Legal issues up in air as clock ticks for Vt. nuke

MONTPELIER, Vt. (AP) — To those close to the legal wrangling over the Vermont Yankee nuclear plant or standing on the sidelines, it's becoming clearer that the state's lone reactor will survive its 40th birthday two weeks away.

The administration of Gov. Peter Shumlin, who has led the charge to close the plant when its license expires March 21, acknowledged as much in papers filed Wednesday with state utility regulators.

Vermont Law School Professor Patrick Parenteau, who has followed and blogged about the legal issues surrounding Vermont Yankee, put the chances that the plant's critics will succeed in shutting it down this month at "about zero."

Even a lawyer for the New England Coalition on Nuclear Pollution, which has fought the plant since before it split its first atoms in 1972, gave less than even odds that Vermont Yankee would close in March.

"It's possible, but I don't know about likely," coalition lawyer Jared Margolis said.

Vermont Yankee won a 20-year extension of its federal license a year ago, after a five-year review by the U.S. Nuclear Regulatory Commission. The permit it needs from the state, where nuclear skeptics have come to populate the governor's office and Legislature, has been another story.

The state Senate defeated a measure that would have given the Public Service Board the OK to issue Vermont Yankee a permit in 2010. Vermont Yankee owner Entergy Corp. sued in U.S. District Court, and a federal judge in Brattleboro ruled in January that lawmakers had overstepped their authority. He sent the question of the permit, or "certificate of public good," back to the Public Service Board.

The Senate's action came a month after it was revealed that radioactive tritium was leaking from underground pipes into soil and groundwater surrounding the plant and that Vermont Yankee officials had misled the board and lawmakers by saying the plant didn't have the sort of underground piping that carried tritium.

The board isn't expected to issue a decision on the permit for several months, and Vermont Yankee is expected to continue operating in the interim, lawyers said Wednesday.

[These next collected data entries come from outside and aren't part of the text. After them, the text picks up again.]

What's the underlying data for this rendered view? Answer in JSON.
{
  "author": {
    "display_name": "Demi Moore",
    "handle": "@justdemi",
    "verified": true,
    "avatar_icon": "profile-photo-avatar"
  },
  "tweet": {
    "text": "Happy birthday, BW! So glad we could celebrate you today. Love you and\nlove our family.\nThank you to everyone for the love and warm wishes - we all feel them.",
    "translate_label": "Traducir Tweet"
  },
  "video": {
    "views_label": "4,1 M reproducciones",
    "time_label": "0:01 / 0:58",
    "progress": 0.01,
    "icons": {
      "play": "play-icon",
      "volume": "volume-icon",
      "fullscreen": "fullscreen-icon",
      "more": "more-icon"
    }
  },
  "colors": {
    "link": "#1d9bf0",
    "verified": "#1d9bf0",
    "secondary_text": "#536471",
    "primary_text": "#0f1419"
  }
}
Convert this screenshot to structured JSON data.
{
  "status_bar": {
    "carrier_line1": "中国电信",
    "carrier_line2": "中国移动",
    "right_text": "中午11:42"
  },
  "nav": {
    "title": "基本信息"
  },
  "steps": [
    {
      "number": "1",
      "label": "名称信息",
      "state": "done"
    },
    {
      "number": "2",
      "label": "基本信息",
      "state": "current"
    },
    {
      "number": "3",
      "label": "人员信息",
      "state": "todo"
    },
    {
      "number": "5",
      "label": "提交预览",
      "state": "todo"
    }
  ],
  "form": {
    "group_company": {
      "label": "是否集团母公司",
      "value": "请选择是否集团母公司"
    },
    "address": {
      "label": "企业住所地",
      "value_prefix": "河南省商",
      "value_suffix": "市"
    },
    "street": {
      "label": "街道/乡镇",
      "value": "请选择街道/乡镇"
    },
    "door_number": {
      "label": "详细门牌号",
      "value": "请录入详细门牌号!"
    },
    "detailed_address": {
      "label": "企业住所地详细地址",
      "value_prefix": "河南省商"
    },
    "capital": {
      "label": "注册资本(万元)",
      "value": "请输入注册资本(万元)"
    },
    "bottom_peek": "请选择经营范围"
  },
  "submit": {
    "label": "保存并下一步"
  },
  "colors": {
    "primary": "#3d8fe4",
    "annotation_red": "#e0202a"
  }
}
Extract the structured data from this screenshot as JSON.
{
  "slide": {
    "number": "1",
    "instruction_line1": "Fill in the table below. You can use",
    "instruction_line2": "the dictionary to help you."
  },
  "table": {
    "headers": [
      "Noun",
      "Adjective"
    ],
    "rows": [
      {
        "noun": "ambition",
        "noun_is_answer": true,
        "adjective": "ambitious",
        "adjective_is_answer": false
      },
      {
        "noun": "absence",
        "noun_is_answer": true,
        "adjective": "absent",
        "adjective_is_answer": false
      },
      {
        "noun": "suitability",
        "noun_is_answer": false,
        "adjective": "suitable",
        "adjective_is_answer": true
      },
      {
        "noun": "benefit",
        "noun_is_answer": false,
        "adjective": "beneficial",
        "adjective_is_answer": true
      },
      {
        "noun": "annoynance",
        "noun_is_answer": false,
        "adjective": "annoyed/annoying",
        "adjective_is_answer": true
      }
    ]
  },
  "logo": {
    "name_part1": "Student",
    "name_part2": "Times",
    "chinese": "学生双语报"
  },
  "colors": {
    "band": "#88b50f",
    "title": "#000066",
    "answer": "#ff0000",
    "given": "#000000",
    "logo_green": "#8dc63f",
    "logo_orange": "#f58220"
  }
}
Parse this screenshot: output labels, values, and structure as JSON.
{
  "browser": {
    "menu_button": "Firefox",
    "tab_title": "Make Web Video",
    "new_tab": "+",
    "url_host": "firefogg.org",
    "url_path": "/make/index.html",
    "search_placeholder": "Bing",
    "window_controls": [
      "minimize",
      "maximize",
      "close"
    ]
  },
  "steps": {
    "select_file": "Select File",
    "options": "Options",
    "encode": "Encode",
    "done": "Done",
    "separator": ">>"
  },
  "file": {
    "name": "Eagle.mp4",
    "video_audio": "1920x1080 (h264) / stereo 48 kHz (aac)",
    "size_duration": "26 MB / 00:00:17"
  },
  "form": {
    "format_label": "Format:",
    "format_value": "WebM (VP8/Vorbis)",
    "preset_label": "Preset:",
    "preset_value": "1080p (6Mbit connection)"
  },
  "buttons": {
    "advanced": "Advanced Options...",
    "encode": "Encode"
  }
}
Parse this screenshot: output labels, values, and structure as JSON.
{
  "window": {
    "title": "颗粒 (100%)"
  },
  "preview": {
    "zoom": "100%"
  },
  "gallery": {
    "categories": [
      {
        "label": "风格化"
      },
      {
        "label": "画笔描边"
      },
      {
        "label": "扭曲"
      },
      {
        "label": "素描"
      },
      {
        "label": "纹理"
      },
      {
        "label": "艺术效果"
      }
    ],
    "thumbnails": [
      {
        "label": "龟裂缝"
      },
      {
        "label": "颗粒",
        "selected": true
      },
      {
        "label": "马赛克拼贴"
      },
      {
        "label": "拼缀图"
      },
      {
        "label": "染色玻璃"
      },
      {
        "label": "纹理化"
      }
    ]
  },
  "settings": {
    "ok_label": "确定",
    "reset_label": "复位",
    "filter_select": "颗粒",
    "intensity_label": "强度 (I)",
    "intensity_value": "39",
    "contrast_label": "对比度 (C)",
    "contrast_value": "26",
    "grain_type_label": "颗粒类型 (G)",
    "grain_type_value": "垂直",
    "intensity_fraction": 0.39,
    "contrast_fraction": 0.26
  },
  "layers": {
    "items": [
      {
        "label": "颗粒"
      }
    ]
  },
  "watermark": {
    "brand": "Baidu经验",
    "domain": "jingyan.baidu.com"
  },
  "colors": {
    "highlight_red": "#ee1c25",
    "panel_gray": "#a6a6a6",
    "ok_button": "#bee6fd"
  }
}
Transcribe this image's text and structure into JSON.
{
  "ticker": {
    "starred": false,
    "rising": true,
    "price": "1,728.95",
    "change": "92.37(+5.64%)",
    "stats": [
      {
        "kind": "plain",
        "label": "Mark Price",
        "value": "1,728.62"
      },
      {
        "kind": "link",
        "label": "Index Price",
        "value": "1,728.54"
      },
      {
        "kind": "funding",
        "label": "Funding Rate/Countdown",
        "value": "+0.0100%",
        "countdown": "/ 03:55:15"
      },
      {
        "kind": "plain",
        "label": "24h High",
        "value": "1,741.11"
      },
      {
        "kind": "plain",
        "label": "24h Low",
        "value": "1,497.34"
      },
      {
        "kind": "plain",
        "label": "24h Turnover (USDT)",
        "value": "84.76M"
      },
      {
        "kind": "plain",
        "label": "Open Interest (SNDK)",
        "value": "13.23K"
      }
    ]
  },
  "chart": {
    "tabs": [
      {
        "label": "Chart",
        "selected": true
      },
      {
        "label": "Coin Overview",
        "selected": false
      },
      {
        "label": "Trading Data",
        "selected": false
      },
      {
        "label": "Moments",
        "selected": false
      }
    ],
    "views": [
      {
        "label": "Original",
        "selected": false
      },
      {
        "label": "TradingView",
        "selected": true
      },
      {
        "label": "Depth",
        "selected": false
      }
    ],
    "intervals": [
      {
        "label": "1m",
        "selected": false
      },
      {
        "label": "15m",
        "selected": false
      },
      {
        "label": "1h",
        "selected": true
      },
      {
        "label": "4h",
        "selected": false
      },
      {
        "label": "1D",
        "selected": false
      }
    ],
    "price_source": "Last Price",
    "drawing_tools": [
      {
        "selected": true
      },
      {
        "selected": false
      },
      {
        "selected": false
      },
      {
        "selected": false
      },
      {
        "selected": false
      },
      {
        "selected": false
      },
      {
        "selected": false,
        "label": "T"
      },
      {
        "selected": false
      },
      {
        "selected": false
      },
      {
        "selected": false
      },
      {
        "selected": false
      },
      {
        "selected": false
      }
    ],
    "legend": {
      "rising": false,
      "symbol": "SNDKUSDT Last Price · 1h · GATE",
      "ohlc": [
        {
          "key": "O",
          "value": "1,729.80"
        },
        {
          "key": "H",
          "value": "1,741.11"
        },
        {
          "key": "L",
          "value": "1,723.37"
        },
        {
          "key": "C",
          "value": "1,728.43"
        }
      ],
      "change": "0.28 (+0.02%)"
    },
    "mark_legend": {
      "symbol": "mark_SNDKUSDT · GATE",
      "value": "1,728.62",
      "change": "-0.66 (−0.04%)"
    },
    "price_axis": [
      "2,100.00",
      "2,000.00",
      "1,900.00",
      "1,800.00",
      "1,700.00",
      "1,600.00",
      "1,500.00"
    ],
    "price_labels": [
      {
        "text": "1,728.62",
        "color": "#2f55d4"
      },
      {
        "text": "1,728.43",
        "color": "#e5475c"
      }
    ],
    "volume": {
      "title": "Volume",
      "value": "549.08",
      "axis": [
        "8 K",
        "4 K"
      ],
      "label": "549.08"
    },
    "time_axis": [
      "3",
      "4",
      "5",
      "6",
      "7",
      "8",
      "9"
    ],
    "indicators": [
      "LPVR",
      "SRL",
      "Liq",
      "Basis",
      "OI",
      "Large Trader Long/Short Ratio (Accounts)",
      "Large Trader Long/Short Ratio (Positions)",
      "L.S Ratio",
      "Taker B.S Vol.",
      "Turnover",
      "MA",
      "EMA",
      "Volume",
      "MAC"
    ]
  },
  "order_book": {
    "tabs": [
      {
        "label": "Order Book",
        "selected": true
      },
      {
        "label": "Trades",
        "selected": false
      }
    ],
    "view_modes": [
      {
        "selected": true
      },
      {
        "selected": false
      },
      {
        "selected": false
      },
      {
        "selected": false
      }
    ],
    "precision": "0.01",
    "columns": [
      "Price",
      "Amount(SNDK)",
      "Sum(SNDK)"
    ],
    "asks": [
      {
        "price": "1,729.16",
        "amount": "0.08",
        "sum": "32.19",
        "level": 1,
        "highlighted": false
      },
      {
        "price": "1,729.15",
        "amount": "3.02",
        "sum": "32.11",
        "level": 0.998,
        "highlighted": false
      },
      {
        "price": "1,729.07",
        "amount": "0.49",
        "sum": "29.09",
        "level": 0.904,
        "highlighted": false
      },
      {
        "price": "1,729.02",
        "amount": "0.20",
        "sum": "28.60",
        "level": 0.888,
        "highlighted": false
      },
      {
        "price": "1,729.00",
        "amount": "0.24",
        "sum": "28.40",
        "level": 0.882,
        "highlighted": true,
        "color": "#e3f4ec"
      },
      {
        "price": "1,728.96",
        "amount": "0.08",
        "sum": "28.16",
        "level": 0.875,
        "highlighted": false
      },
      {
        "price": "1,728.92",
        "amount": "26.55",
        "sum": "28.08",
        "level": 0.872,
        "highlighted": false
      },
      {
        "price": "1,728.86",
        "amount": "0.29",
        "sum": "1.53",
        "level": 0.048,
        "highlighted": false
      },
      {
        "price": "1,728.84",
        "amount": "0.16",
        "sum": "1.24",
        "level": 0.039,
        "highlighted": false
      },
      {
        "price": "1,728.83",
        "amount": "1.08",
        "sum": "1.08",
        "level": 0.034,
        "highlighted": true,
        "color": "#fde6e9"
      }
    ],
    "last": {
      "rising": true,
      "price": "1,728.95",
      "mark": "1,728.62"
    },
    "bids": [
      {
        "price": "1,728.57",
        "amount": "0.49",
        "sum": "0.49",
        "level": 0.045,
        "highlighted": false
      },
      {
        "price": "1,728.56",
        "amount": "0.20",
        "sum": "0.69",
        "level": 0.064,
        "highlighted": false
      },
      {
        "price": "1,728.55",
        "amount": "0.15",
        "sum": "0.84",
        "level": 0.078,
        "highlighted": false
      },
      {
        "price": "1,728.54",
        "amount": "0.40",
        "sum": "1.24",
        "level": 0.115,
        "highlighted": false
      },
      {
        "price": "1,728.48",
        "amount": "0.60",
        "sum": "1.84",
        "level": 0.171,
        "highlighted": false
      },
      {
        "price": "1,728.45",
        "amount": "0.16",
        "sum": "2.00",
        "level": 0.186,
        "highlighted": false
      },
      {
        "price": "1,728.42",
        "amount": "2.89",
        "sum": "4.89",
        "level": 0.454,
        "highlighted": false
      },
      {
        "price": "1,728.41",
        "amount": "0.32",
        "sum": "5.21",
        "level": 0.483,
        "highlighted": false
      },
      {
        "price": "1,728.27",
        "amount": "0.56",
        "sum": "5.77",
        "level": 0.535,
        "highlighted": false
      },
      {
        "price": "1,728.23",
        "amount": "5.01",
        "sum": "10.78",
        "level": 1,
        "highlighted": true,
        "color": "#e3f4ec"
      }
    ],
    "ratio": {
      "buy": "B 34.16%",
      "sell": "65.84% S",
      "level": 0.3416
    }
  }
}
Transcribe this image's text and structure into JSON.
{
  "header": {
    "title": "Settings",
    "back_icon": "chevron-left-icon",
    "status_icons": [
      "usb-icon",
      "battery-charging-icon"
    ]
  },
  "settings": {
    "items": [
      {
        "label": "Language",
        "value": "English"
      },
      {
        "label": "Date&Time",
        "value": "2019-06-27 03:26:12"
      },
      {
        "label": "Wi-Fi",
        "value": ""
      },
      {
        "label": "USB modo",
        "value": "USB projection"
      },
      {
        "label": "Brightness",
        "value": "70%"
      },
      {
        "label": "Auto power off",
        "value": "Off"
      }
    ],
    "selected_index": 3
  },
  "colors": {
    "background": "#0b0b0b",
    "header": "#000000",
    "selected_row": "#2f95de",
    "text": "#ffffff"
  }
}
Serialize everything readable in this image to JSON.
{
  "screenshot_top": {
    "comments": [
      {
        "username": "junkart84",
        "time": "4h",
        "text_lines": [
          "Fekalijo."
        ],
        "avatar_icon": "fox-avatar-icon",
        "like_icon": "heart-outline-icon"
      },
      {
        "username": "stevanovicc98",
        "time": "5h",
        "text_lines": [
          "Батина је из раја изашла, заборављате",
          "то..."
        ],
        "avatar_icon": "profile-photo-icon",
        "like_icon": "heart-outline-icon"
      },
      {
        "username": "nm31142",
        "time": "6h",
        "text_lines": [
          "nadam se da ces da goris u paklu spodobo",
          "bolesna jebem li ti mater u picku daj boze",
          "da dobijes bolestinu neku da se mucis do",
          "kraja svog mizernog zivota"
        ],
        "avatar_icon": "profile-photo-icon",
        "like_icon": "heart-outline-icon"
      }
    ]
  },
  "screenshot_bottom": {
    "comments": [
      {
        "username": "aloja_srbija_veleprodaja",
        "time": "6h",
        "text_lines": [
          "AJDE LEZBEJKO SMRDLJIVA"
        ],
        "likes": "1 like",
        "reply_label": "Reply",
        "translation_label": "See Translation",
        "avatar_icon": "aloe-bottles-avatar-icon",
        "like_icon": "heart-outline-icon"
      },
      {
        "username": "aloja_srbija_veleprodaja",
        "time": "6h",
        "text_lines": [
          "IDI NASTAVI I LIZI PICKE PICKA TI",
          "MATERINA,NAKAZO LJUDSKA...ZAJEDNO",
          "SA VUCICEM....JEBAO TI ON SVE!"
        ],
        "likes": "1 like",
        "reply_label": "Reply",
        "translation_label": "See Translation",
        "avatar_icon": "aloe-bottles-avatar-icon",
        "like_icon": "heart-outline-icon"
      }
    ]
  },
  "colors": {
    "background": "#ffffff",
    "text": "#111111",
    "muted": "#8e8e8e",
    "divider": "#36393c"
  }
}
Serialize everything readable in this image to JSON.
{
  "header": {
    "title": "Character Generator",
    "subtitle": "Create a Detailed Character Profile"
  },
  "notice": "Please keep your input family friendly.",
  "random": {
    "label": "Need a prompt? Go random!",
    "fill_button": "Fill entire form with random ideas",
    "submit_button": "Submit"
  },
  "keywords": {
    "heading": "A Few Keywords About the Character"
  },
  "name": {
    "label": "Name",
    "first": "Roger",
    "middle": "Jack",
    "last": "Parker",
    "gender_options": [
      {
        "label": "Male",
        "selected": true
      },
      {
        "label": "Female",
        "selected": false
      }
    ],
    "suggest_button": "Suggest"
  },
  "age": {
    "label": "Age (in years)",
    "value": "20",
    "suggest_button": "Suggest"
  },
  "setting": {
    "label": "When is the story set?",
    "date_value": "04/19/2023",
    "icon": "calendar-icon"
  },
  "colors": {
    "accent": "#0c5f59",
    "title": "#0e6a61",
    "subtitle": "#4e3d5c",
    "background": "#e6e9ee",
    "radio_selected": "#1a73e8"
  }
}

The board generated excitement among Vermont Yankee's critics, and consternation among its backers, in late February when it issued a series of questions to lawyers for Entergy, the state and anti-nuclear groups that appeared to raise the possibility the plant might have to close March 21.

But the Department of Public Service, which represents the governor and consumers before the board, said in legal papers Wednesday that it doesn't see any way the state could force the shutdown without violating the Jan. 19 ruling by U.S. District Judge J. Garvan Murtha.

The DPS commissioner, Elizabeth Miller, wrote in an email that her department believes the board must proceed for now with its permit review in accordance with the judge's ruling.

If Vermont Yankee were to shut down this month or later this year, Vermont and New England electric consumers most likely would not miss it, said Michael Dworkin, a former Public Service Board director of the Institute for Energy and the Environment.

"The New England (electricity) market has significant excess capacity," Dworkin said, adding that likely would be the case "for at least five years and probably longer."

He said Vermont Yankee power is not essential to the reliability of the grid.

March 21 marks the end of existing contracts under which Vermont Yankee has been selling power to Vermont's two major utilities. Lawyers for New Orleans-based Entergy argue in papers filed with the board that even without the contracts, the plant will have a big economic impact on the state. About 650 people work at the plant, and it pays millions of dollars a year in taxes.

Raymond Shadis, technical adviser with the New England Coalition, said in an interview that Vermont Yankee and the Entergy-owned Pilgrim plant in Plymouth, Mass., "continue to stagger on," a decade or more after other New England nuclear plants dating from the late '60s and early '70s are no longer operating.

"They're living on borrowed time," Shadis said.